Ao descrever o trabalho de Ivánova em Asma, Irene de Hollanda destacou que há a criação de uma “genealogia de mulheres insubordinadas” e a poeta pernambucana contou como a busca pelo passado de lutas do Nordeste foi importante para a concepção do livro. “Eu fiquei tentando encontrar o x da questão e fui estudar muita história. É a história do Nordeste que a gente não aprende na escola. Descobri tantas rebeliões que não entram no livro de história, rebeliões gigantescas que aconteceram contra a colonização, contra o latifúndio, rebeliões contra o sistema.” 
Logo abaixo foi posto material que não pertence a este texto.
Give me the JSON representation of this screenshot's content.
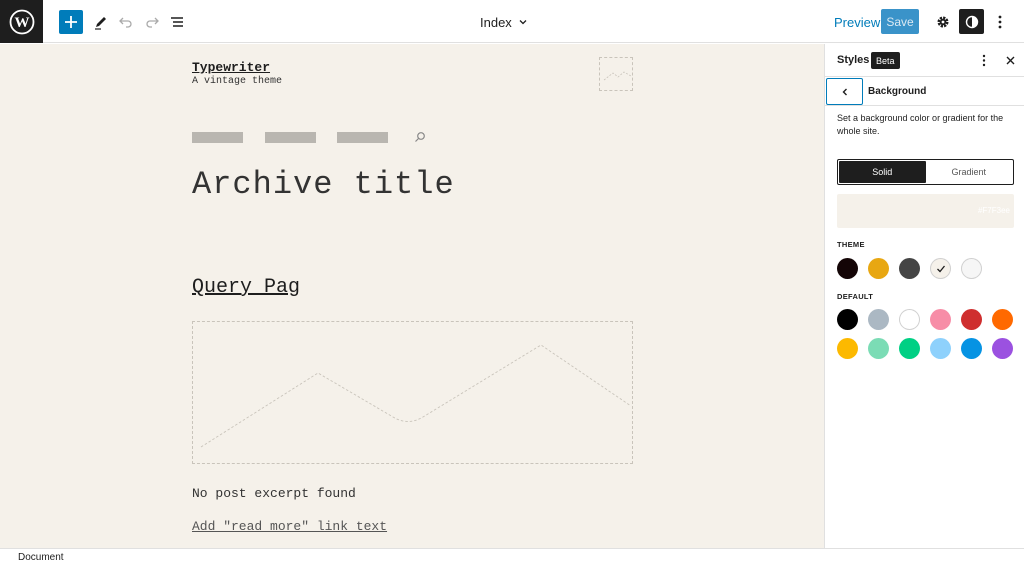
{
  "topbar": {
    "document_title": "Index",
    "preview_label": "Preview",
    "save_label": "Save"
  },
  "canvas": {
    "site_title": "Typewriter",
    "site_tagline": "A vintage theme",
    "archive_title": "Archive title",
    "query_title": "Query Pag",
    "excerpt": "No post excerpt found",
    "read_more": "Add \"read more\" link text",
    "background": "#f5f1ea"
  },
  "sidebar": {
    "title": "Styles",
    "badge": "Beta",
    "section_title": "Background",
    "description": "Set a background color or gradient for the whole site.",
    "tabs": [
      {
        "label": "Solid",
        "active": true
      },
      {
        "label": "Gradient",
        "active": false
      }
    ],
    "current_color_hex": "#F7F3ee",
    "theme_label": "THEME",
    "theme_colors": [
      "#140506",
      "#e8a712",
      "#454545",
      "#f5f1ea",
      "#f6f6f6"
    ],
    "theme_selected": 3,
    "default_label": "DEFAULT",
    "default_colors": [
      "#000000",
      "#abb8c3",
      "#ffffff",
      "#f78da7",
      "#cf2e2e",
      "#ff6900",
      "#fcb900",
      "#7bdcb5",
      "#00d084",
      "#8ed1fc",
      "#0693e3",
      "#9b51e0"
    ]
  },
  "footer": {
    "label": "Document"
  },
  "colors": {
    "accent": "#007cba",
    "dark": "#1e1e1e"
  }
}
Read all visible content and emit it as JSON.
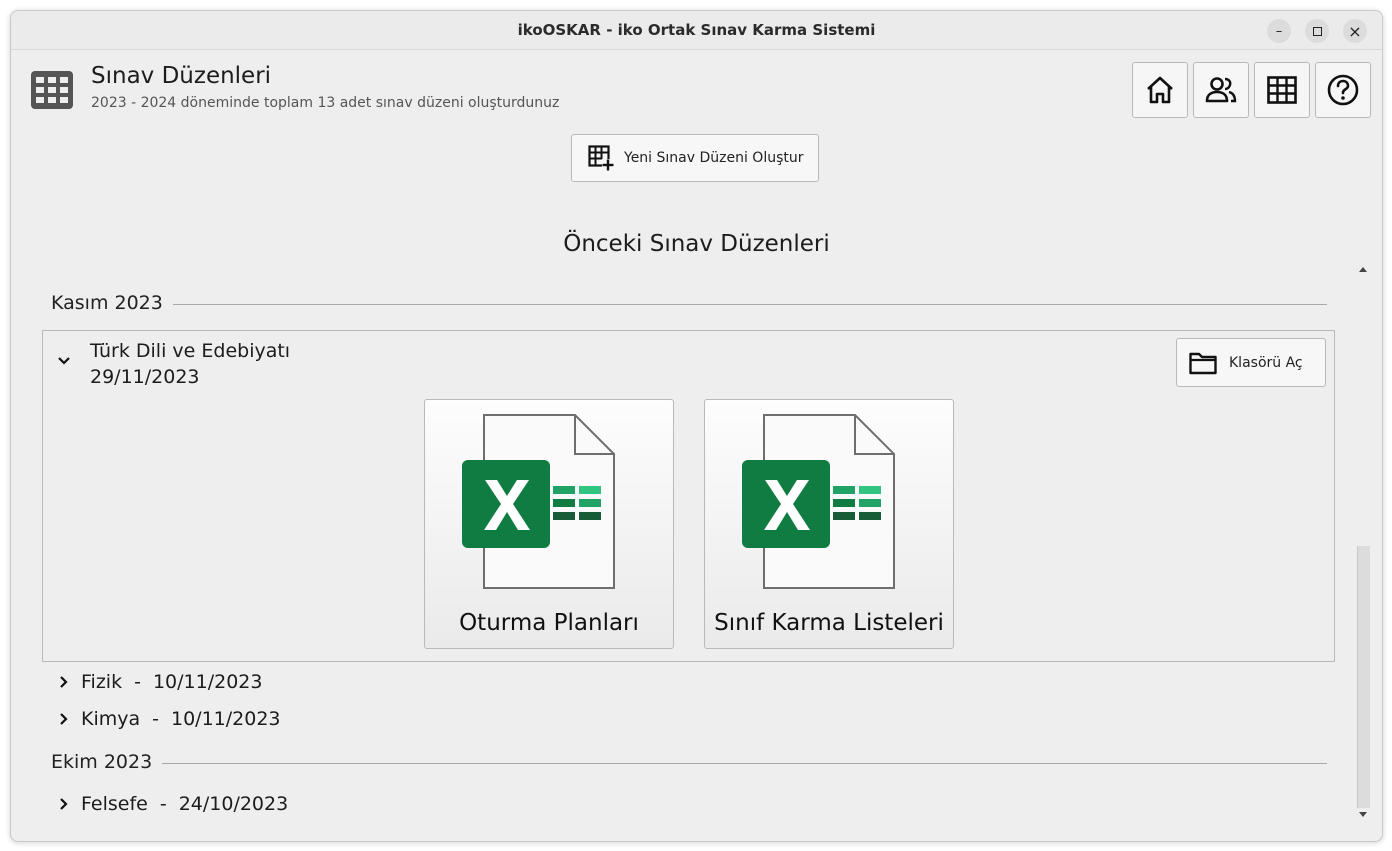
{
  "window": {
    "title": "ikoOSKAR - iko Ortak Sınav Karma Sistemi",
    "controls": {
      "minimize": "–",
      "maximize": "▫",
      "close": "×"
    }
  },
  "header": {
    "title": "Sınav Düzenleri",
    "subtitle": "2023 - 2024 döneminde toplam 13 adet sınav düzeni oluşturdunuz",
    "icon": "table-icon",
    "nav_buttons": [
      "home-icon",
      "people-icon",
      "table-icon",
      "help-icon"
    ]
  },
  "new_button": {
    "label": "Yeni Sınav Düzeni Oluştur",
    "icon": "table-add-icon"
  },
  "section_title": "Önceki Sınav Düzenleri",
  "groups": [
    {
      "month": "Kasım 2023",
      "expanded_item": {
        "title": "Türk Dili ve Edebiyatı",
        "date": "29/11/2023",
        "folder_button": "Klasörü Aç",
        "cards": [
          {
            "label": "Oturma Planları",
            "icon": "excel-icon"
          },
          {
            "label": "Sınıf Karma Listeleri",
            "icon": "excel-icon"
          }
        ]
      },
      "items": [
        {
          "subject": "Fizik",
          "separator": "-",
          "date": "10/11/2023"
        },
        {
          "subject": "Kimya",
          "separator": "-",
          "date": "10/11/2023"
        }
      ]
    },
    {
      "month": "Ekim 2023",
      "items": [
        {
          "subject": "Felsefe",
          "separator": "-",
          "date": "24/10/2023"
        }
      ]
    }
  ],
  "colors": {
    "excel_green": "#107c41",
    "excel_light": "#33c481",
    "excel_dark": "#185c37"
  }
}
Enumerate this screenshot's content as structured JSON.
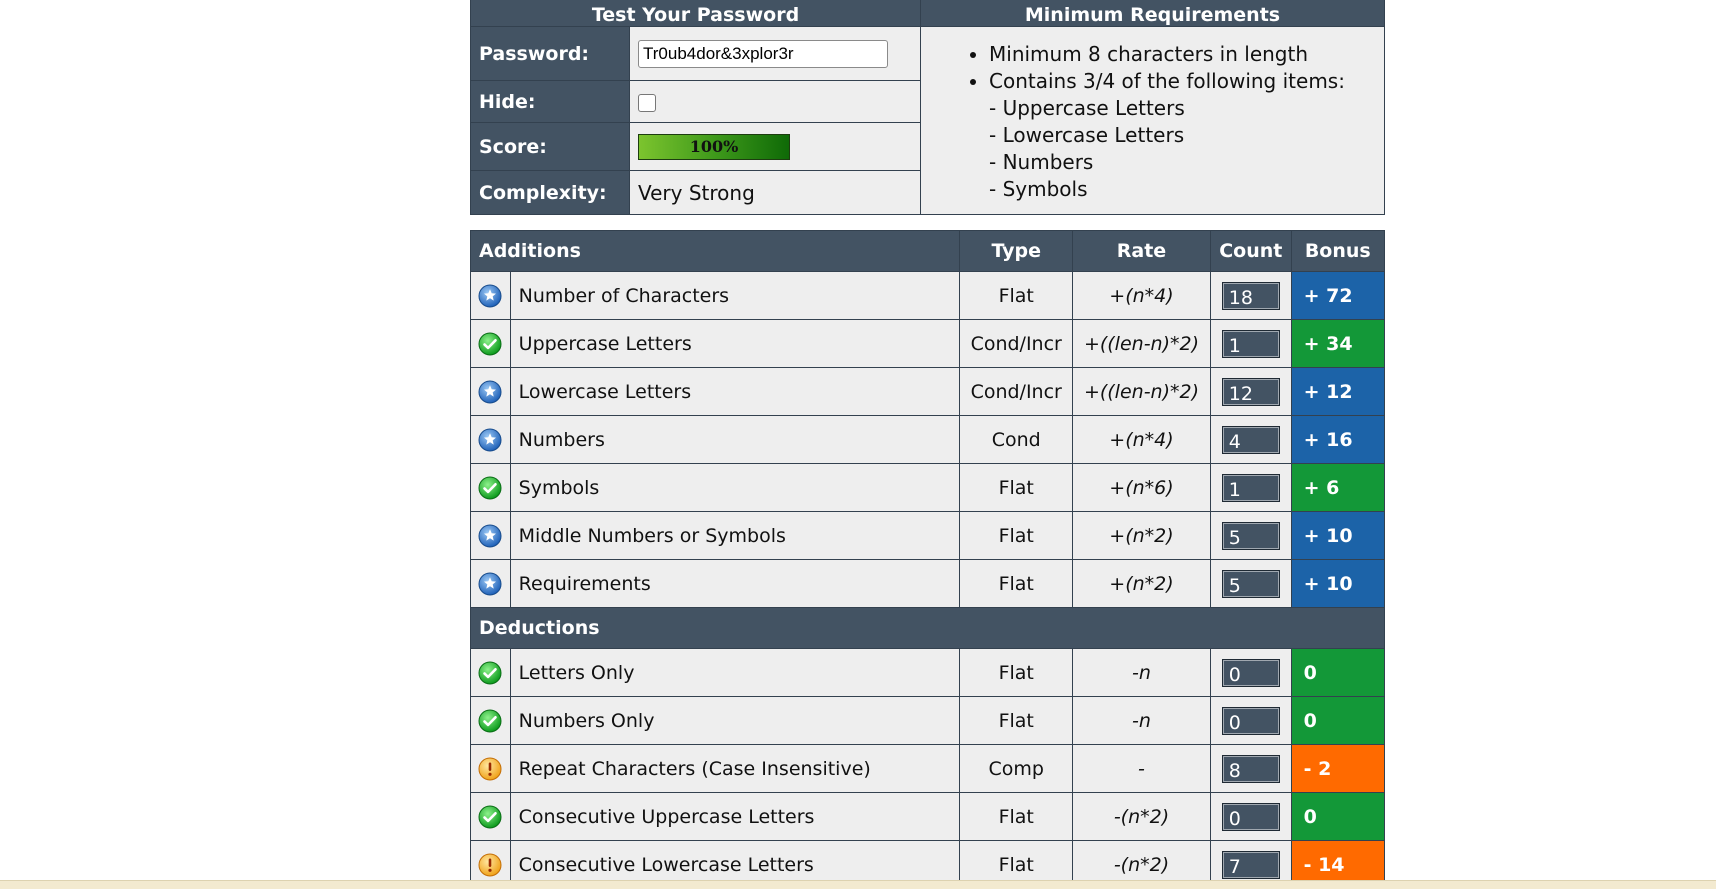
{
  "test": {
    "header": "Test Your Password",
    "password_label": "Password:",
    "password_value": "Tr0ub4dor&3xplor3r",
    "hide_label": "Hide:",
    "score_label": "Score:",
    "score_value": "100%",
    "score_percent": 100,
    "complexity_label": "Complexity:",
    "complexity_value": "Very Strong"
  },
  "requirements": {
    "header": "Minimum Requirements",
    "items": [
      "Minimum 8 characters in length",
      "Contains 3/4 of the following items:"
    ],
    "sub_items": [
      "- Uppercase Letters",
      "- Lowercase Letters",
      "- Numbers",
      "- Symbols"
    ]
  },
  "columns": {
    "additions": "Additions",
    "type": "Type",
    "rate": "Rate",
    "count": "Count",
    "bonus": "Bonus"
  },
  "deductions_label": "Deductions",
  "additions": [
    {
      "status": "exceptional",
      "name": "Number of Characters",
      "type": "Flat",
      "rate": "+(n*4)",
      "count": "18",
      "bonus": "+ 72",
      "bonus_color": "blue"
    },
    {
      "status": "sufficient",
      "name": "Uppercase Letters",
      "type": "Cond/Incr",
      "rate": "+((len-n)*2)",
      "count": "1",
      "bonus": "+ 34",
      "bonus_color": "green"
    },
    {
      "status": "exceptional",
      "name": "Lowercase Letters",
      "type": "Cond/Incr",
      "rate": "+((len-n)*2)",
      "count": "12",
      "bonus": "+ 12",
      "bonus_color": "blue"
    },
    {
      "status": "exceptional",
      "name": "Numbers",
      "type": "Cond",
      "rate": "+(n*4)",
      "count": "4",
      "bonus": "+ 16",
      "bonus_color": "blue"
    },
    {
      "status": "sufficient",
      "name": "Symbols",
      "type": "Flat",
      "rate": "+(n*6)",
      "count": "1",
      "bonus": "+ 6",
      "bonus_color": "green"
    },
    {
      "status": "exceptional",
      "name": "Middle Numbers or Symbols",
      "type": "Flat",
      "rate": "+(n*2)",
      "count": "5",
      "bonus": "+ 10",
      "bonus_color": "blue"
    },
    {
      "status": "exceptional",
      "name": "Requirements",
      "type": "Flat",
      "rate": "+(n*2)",
      "count": "5",
      "bonus": "+ 10",
      "bonus_color": "blue"
    }
  ],
  "deductions": [
    {
      "status": "sufficient",
      "name": "Letters Only",
      "type": "Flat",
      "rate": "-n",
      "count": "0",
      "bonus": "0",
      "bonus_color": "green"
    },
    {
      "status": "sufficient",
      "name": "Numbers Only",
      "type": "Flat",
      "rate": "-n",
      "count": "0",
      "bonus": "0",
      "bonus_color": "green"
    },
    {
      "status": "warning",
      "name": "Repeat Characters (Case Insensitive)",
      "type": "Comp",
      "rate": "-",
      "count": "8",
      "bonus": "- 2",
      "bonus_color": "orange"
    },
    {
      "status": "sufficient",
      "name": "Consecutive Uppercase Letters",
      "type": "Flat",
      "rate": "-(n*2)",
      "count": "0",
      "bonus": "0",
      "bonus_color": "green"
    },
    {
      "status": "warning",
      "name": "Consecutive Lowercase Letters",
      "type": "Flat",
      "rate": "-(n*2)",
      "count": "7",
      "bonus": "- 14",
      "bonus_color": "orange"
    }
  ],
  "colors": {
    "header_bg": "#435363",
    "cell_bg": "#eeeeee",
    "blue": "#1c63a8",
    "green": "#139838",
    "orange": "#ff6a00"
  },
  "icons": {
    "exceptional": "exceptional-star-icon",
    "sufficient": "sufficient-check-icon",
    "warning": "warning-exclamation-icon"
  }
}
Ao descobrir essa história da região que ela não conhecia, a poeta também passou a refletir sobre a dificuldade de saber mais sobre a sua própria ancestralidade. “Meus amigos de São Paulo que têm uma ascendência europeia recente conseguem saber quem é a avó, quem é a bisavó, conseguem traçar mais fácil. A gente não sabe, quando chega na bisavó, tchau. Às vezes não encontra nem a história dos avós”. Na ausência da história familiar, ela decide criar uma “genealogia revolucionária” para Vashti, personagem de Asma

Becker comenta que nos seus textos também há o impacto da ausência, já que a história de sua avó Manuela é nebulosa. “O que me chegou da minha avó foram dados muito esparsos, nem muito rosto se tinha notícia, nem muita letra… A minha mãe falava, ‘ah, ela falava alto, batia a porta’, e cada vez que eu bato porta, eu penso assim, ‘ó, é a Manuela’. E aí que foram se desdobrando muitos textos”, conta. 

Mais na Quatro Cinco Um

Em abril de 2024, Adelaide Ivánova foi entrevistada pela jornalista e editora Iara Biderman para a revista dos livros, e falou um pouco sobre as suas referências para a criação de Asma. Leia aqui.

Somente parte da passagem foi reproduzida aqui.